Maree Clarke: Remember Me
VAULT explores the work of Maree Clarke, whose major solo exhibition at the National Gallery of Victoria is the first by a living Aboriginal artist with ancestral ties to the Country on which the Gallery stands.
Image credit: Installation view of Maree Clarke: Ancestral Memories at The Ian Potter Centre: NGV Australia, Melbourne Photo: Tom Ross
Maree Clarke is a proud Yorta Yorta, Mutti Mutti, Wemba Wemba and BoonWurrung woman with an artistic and curatorial practice spanning over three decades. She is also one of the most dedicated, passionate and generous people I know, a dear friend, Aunty and mentor.

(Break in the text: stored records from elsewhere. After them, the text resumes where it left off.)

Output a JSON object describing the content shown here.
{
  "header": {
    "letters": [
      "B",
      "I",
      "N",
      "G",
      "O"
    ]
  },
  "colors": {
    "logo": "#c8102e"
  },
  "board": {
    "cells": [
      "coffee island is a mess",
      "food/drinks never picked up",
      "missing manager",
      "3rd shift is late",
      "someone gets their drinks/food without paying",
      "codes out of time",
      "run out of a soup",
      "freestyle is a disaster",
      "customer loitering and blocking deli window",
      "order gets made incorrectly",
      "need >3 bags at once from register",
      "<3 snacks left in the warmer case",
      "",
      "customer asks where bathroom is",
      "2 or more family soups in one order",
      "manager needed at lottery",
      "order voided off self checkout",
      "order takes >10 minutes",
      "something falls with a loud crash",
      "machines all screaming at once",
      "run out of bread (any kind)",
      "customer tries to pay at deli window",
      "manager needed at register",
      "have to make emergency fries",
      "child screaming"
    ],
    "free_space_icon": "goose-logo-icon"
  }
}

Her major retrospective exhibition Maree Clarke: Ancestral Memories has recently opened at the National Gallery of Victoria (NGV) and surveys Clarke’s creative output to date, “documenting her life and legacy as told through her art.”2 The exhibition, curated by Myles Russell-Cook, also marks the first solo exhibition by a living Aboriginal artist with ancestral ties to Naarm (Melbourne) presented at the NGV.

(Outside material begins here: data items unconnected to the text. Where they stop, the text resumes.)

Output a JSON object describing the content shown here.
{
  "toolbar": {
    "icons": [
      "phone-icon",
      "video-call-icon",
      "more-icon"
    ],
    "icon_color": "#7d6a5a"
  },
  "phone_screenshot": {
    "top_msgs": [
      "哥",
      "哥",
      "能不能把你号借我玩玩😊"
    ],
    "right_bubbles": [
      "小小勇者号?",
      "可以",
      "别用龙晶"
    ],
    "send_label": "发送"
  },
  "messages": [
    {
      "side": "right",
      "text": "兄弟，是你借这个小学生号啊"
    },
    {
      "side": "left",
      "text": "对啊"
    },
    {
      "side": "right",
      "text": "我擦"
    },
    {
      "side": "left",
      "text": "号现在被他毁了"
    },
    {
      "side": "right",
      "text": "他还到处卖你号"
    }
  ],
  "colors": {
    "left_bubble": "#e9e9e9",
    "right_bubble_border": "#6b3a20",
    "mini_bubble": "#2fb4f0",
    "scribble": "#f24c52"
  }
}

“I just love it when my work moves people to tears, including myself. It hadn’t happened like that before … It was just so incredible seeing the exhibition for the first time and going in with my family was so very special too – like me, they got quite emotional.”

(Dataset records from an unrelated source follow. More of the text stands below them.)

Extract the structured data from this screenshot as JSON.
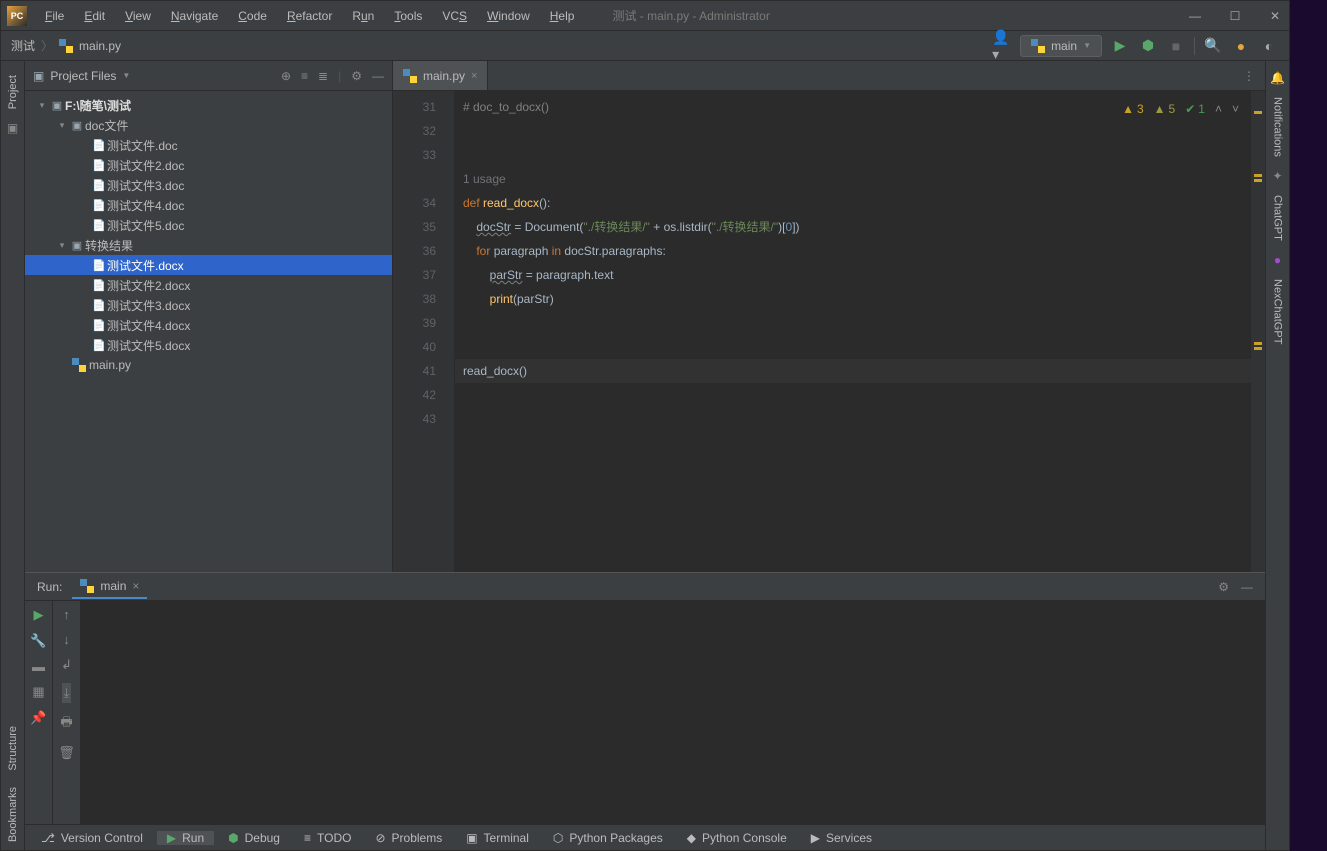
{
  "window": {
    "title": "测试 - main.py - Administrator"
  },
  "menu": [
    "File",
    "Edit",
    "View",
    "Navigate",
    "Code",
    "Refactor",
    "Run",
    "Tools",
    "VCS",
    "Window",
    "Help"
  ],
  "breadcrumb": {
    "root": "测试",
    "file": "main.py"
  },
  "runConfig": {
    "name": "main"
  },
  "project": {
    "selector": "Project Files",
    "root": "F:\\随笔\\测试",
    "folders": [
      {
        "name": "doc文件",
        "files": [
          "测试文件.doc",
          "测试文件2.doc",
          "测试文件3.doc",
          "测试文件4.doc",
          "测试文件5.doc"
        ]
      },
      {
        "name": "转换结果",
        "files": [
          "测试文件.docx",
          "测试文件2.docx",
          "测试文件3.docx",
          "测试文件4.docx",
          "测试文件5.docx"
        ]
      }
    ],
    "rootFile": "main.py",
    "selected": "测试文件.docx"
  },
  "editor": {
    "tab": "main.py",
    "inspections": {
      "warn1": "3",
      "warn2": "5",
      "ok": "1"
    },
    "usage": "1 usage",
    "lineStart": 31,
    "lineEnd": 43,
    "code": {
      "l31": "# doc_to_docx()",
      "l34_def": "def ",
      "l34_fn": "read_docx",
      "l34_rest": "():",
      "l35a": "    ",
      "l35var": "docStr",
      "l35b": " = Document(",
      "l35s1": "\"./转换结果/\"",
      "l35c": " + os.listdir(",
      "l35s2": "\"./转换结果/\"",
      "l35d": ")[",
      "l35n": "0",
      "l35e": "])",
      "l36a": "    ",
      "l36for": "for ",
      "l36b": "paragraph ",
      "l36in": "in ",
      "l36c": "docStr.paragraphs:",
      "l37a": "        ",
      "l37var": "parStr",
      "l37b": " = paragraph.text",
      "l38a": "        ",
      "l38fn": "print",
      "l38b": "(parStr)",
      "l41": "read_docx()"
    }
  },
  "runPanel": {
    "label": "Run:",
    "config": "main"
  },
  "toolWindows": {
    "left1": "Project",
    "left2": "Structure",
    "left3": "Bookmarks",
    "right1": "Notifications",
    "right2": "ChatGPT",
    "right3": "NexChatGPT"
  },
  "statusBar": [
    "Version Control",
    "Run",
    "Debug",
    "TODO",
    "Problems",
    "Terminal",
    "Python Packages",
    "Python Console",
    "Services"
  ]
}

“[It was really special] seeing my documentary photography from the 1990s at that scale – you can see my mum and brother on the left side as you walk in, and my family opposite in Ritual and Ceremony (2012) – and to see the progression of work like my jewellery, from the early pieces I made in the 1980s right up to the 3D-printed 18kt kangaroo tooth and echidna quill necklaces created in 2019.”